The goal and logic of pursuing factual accuracy (the lines are the same length) for its own sake was simply not the driving force in evolution, where utility and usefulness were the only games in town. If, based on trial and error over hundreds of millions of years, our brains have determined that the interpretive mechanisms which draw on artistic license (the lines are different lengths) are more useful than accurate mathematical measurements, then who are you to argue? As the chemist Leslie Orgel who investigated the origins of life put it: “evolution is cleverer than you”!

So it’s not just about recognising, managing and overcoming our biases, limitations and assumptions (as important as that can be) so that we all truly perceive the lines as being the same length. Or trying to complement the focus on rational thought and decision making with, say, a course on emotional intelligence, as beneficial as this might be.

Rather, it is about spending time understanding how the engine of the brain actually works – the fundamental drivers of how and why we perceive things the way we do.

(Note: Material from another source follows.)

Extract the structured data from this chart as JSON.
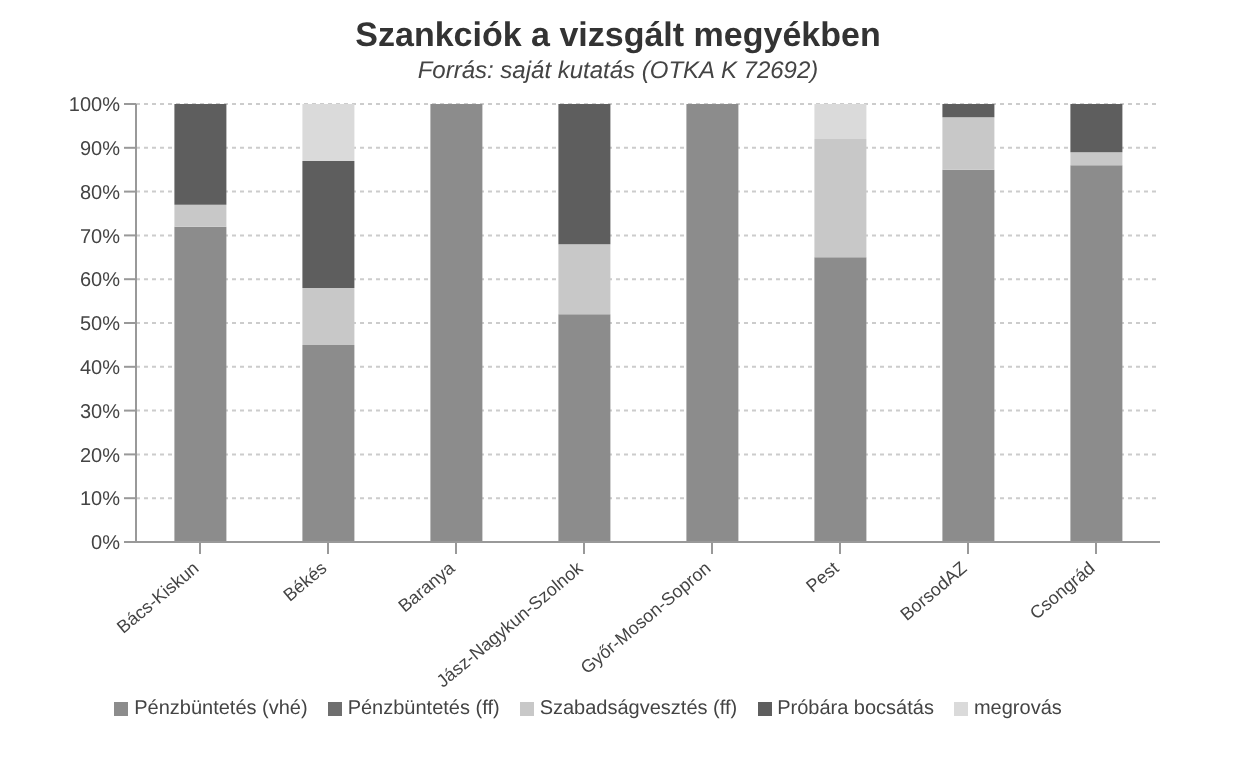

Because armed with this knowledge as to how it is, rather than how we would like it to be, we can leverage this to begin to change and shape how we think and act. And crucially, because we are dealing at the level of underlying principles about the brain, the knowledge becomes transferable across domains; after all, we use the same brain whether we are delivering a key note speech, researching cell structure or avoiding doing the washing up.

And yes, none of this changes the fact that the lines are the same length. But just remember that figuring that out is the easy bit; all that’s needed is a pencil and ruler. The hard bit is understanding the other stuff: why and how our brains make sense of the world in the way they do and how we can work with and ‘hack into’ this, rather than simply deny or minimise its existence by sweeping it under the carpet.

And let’s not forget, the profound changes being driven by Artificial Intelligence, for example, are not simply about measuring distances, but how generative self-learning systems can become intelligent. And much of this work has been driven forward by researching, theorising, mapping and modelling our extraordinary evolutionary adaptive brain. Yes – that thing which apparently even gets the lengths of lines wrong.

So next time people don’t respond entirely as expected to the new organisational change process or don’t implement the skills from the training course, consider that there might be something much deeper going on. And if we continue to ignore such a fundamental way we work as humans, it is hardly surprising that many people end up feeling stressed, disengaged and unmotivated.